Exactly like you want.

Cheap.

Highest compatibility.Choose any two.   :Wink: 

- John

----------

## DaggyStyle

 *John R. Graham wrote:*   

> Exactly like you want.
> 
> Cheap.
> 
> Highest compatibility.Choose any two.  
> ...

 

can you provide an example?

----------

## John R. Graham

Not really; it was just a (perhaps not too funny) joke. You asked for a solution and @kite14 provided one. You complained about the cost and I provided a cheaper alternative, admittedly one that didn't meet all of your preferences, and you complained about that. Don't know where to go from there.

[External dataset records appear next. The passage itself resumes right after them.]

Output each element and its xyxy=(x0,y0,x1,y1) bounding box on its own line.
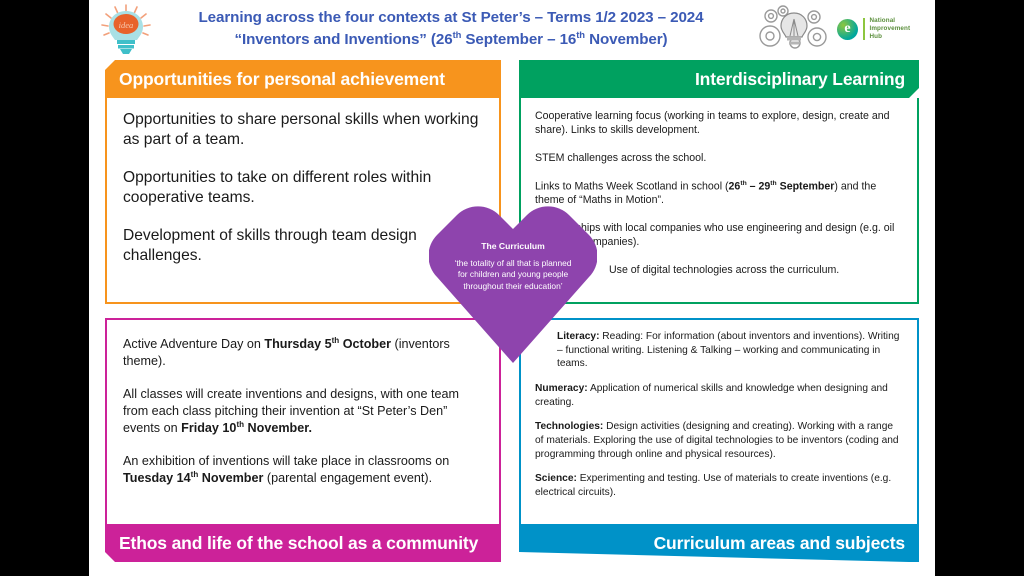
paragraph: Numeracy: Application of numerical skill… xyxy=(535,382,903,409)
paragraph: Opportunities to share personal skills w… xyxy=(123,110,483,150)
title-line-2: “Inventors and Inventions” (26th Septemb… xyxy=(234,31,667,48)
banner-curriculum-areas: Curriculum areas and subjects xyxy=(519,524,919,562)
paragraph: STEM challenges across the school. xyxy=(535,152,903,166)
banner-interdisciplinary-learning: Interdisciplinary Learning xyxy=(519,60,919,98)
nih-label: National Improvement Hub xyxy=(870,17,911,42)
paragraph: An exhibition of inventions will take pl… xyxy=(123,453,483,487)
curriculum-heart-shape: The Curriculum ‘the totality of all that… xyxy=(429,195,597,363)
national-improvement-hub-logo: e National Improvement Hub xyxy=(837,14,929,44)
paragraph: Science: Experimenting and testing. Use … xyxy=(535,472,903,499)
banner-opportunities: Opportunities for personal achievement xyxy=(105,60,501,98)
gears-lightbulb-icon xyxy=(757,3,831,55)
nih-divider xyxy=(863,18,865,40)
paragraph: Technologies: Design activities (designi… xyxy=(535,420,903,461)
paragraph: All classes will create inventions and d… xyxy=(123,386,483,437)
svg-text:idea: idea xyxy=(119,20,134,30)
paragraph: Cooperative learning focus (working in t… xyxy=(535,110,903,138)
nih-e-icon: e xyxy=(837,19,858,40)
heart-icon xyxy=(429,195,597,363)
title-line-1: Learning across the four contexts at St … xyxy=(198,9,703,26)
lightbulb-brain-idea-icon: idea xyxy=(95,3,157,55)
page-title: Learning across the four contexts at St … xyxy=(161,8,741,50)
slide-header: idea Learning across the four contexts a… xyxy=(89,0,935,58)
banner-ethos: Ethos and life of the school as a commun… xyxy=(105,524,501,562)
slide-canvas: idea Learning across the four contexts a… xyxy=(89,0,935,576)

One additional technical point. Some people prefer external modems because it keeps phone line surges a little further away from the expensive stuff.

- John

----------

## DaggyStyle

 *John R. Graham wrote:*   

> Not really; it was just a (perhaps not too funny) joke. You asked for a solution and @kite14 provided one. You complained about the cost and I provided a cheaper alternative, admittedly one that didn't meet all of your preferences, and you complained about that. Don't know where to go from there.
> 
> One additional technical point. Some people prefer external modems because it keeps phone line surges a little further away from the expensive stuff.
> 
> - John

 

ok, what external solutions can suit me?

----------

## John R. Graham

Here's one for five bucks.

- John

----------

## kite14

Here a new one, for 15€ + 5€ handling & shipping (the item is in the Netherlands).

----------

## DaggyStyle

how about this? http://www.amazon.com/USRobotic-V-92-Software-Faxmodem-USR5670/dp/B000ESN9HY/ref=sr_1_3?s=pc&ie=UTF8&qid=1308770181&sr=1-3

----------

## kite14

 *Quote:*   

> how about this? http://www.amazon.com/USRobotic-V-92-Software-Faxmodem-USR5670/dp/B000ESN9HY/ref=sr_1_3?s=pc&ie=UTF8&qid=1308770181&sr=1-3

 

It's a WinModem; US Robotics doesn't provide a Linux driver   :Sad:   (→ http://www.usr.com/support/product-template.asp?prod=5670 )Last edited by kite14 on Wed Jun 22, 2011 7:39 pm; edited 1 time in total

----------

## John R. Graham

Nope. Key words are "Software Faxmodem". Means that much of the modem functionality lives in the Windows drivers.

- John

----------

## DaggyStyle

right, missed that, this: http://www.amazon.com/U-S-Robotics-USR5610B-56k-Pci95/dp/B00006BBV3/ref=sr_1_3?s=pc&ie=UTF8&qid=1308772767&sr=1-3

----------

## John R. Graham

Yep, that one should be fine.   :Wink: 

- John

----------